From this time the theme of duty was to be prominent in his poetry. This idea spread after the publication in of Lyrical Ballads by William Wordsworth and Samuel Taylor Coleridge and is reflected in much Romantic poetry.
Gothic novels dealt with fantastic and macabre creatures and incidents and often contained supernatural elements. Select Bibliography Dyer, Gary. In English literature, M.
However, at the time Walter Scott — was the most famous poet. Think of Romanticism as an "umbrella term" under which many stylistic themes and values meet and interact; e. These wars, along with the political and social turmoil that went along with them, served as the background for Romanticism.

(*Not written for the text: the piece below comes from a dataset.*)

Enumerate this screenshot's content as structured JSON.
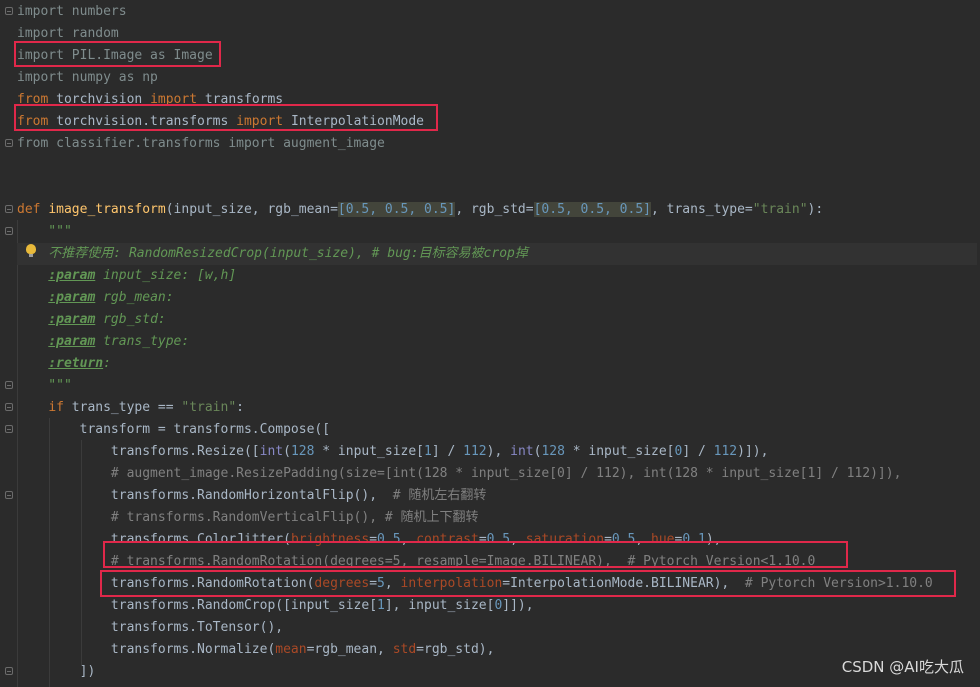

This is most evident in the aesthetics of romanticism, where the notion of eternal models, a Platonic vision of ideal beauty, which the artist seeks to convey, however imperfectly, on canvas or in sound, is replaced by a passionate belief in spiritual freedom, individual creativity.
Scott achieved immediate success with his long narrative poem The Lay of the Last Minstrel infollowed by the full epic poem Marmion in Cambridge University Press, Although his fame has been long eclipsed by that of his contemporaries and friends William Wordsworth and Samuel Taylor Coleridge.
The setting of Gothic literature would often be haunted castles among ruins and graveyards in wild landscapes far away from civilization. In Wordsworth dedicated a number of sonnets to the patriotic cause.
For example, a nostalgic past or dramatic future, a distant star or a voice deep inside, a dream desired, denied, but never forgotten.
Nevertheless, when he published his preface to Lyrical Ballads inthe time was ripe for a change: If not realist, late 19th-century art was often extremely detailed, and pride was taken in adding authentic details in a way that earlier Romantics did not trouble with.Romanticism (also known as the Romantic era) was an artistic, literary, musical and intellectual movement that originated in Europe toward the end of the 18th century, and in most areas was at its peak in the approximate period from to Romanticism was characterized by its emphasis on emotion and individualism as well as glorification.
Romantic spirit or style (developed in but not limited to the Romantic era) In everyday modern English, "Romantic" commonly refers to feelings of love, desire, or escape and " romance " is used to describe a love story ("a woman's romance").
English literature - The Romantic period: As a term to cover the most distinctive writers who flourished in the last years of the 18th century and the first decades of the 19th, “Romantic” is indispensable but also a little misleading: there was no self-styled “Romantic movement” at the time, and the great writers of the period did not call themselves Romantics.
Learn period english 12 romantic with free interactive flashcards. Choose from different sets of period english 12 romantic flashcards on Quizlet. Romantic Period in English Literature: - Free download as Powerpoint Presentation .ppt), PDF File .pdf), Text File .txt) or view presentation slides online.
Scribd is the world's largest social reading and publishing site.5/5(5). Romantic Poets “Poetry is the spontaneous overflow of powerful feelings.” – William Wordsworth. Romantic poets believed there was a permanent and interactive bond between the human mind and nature.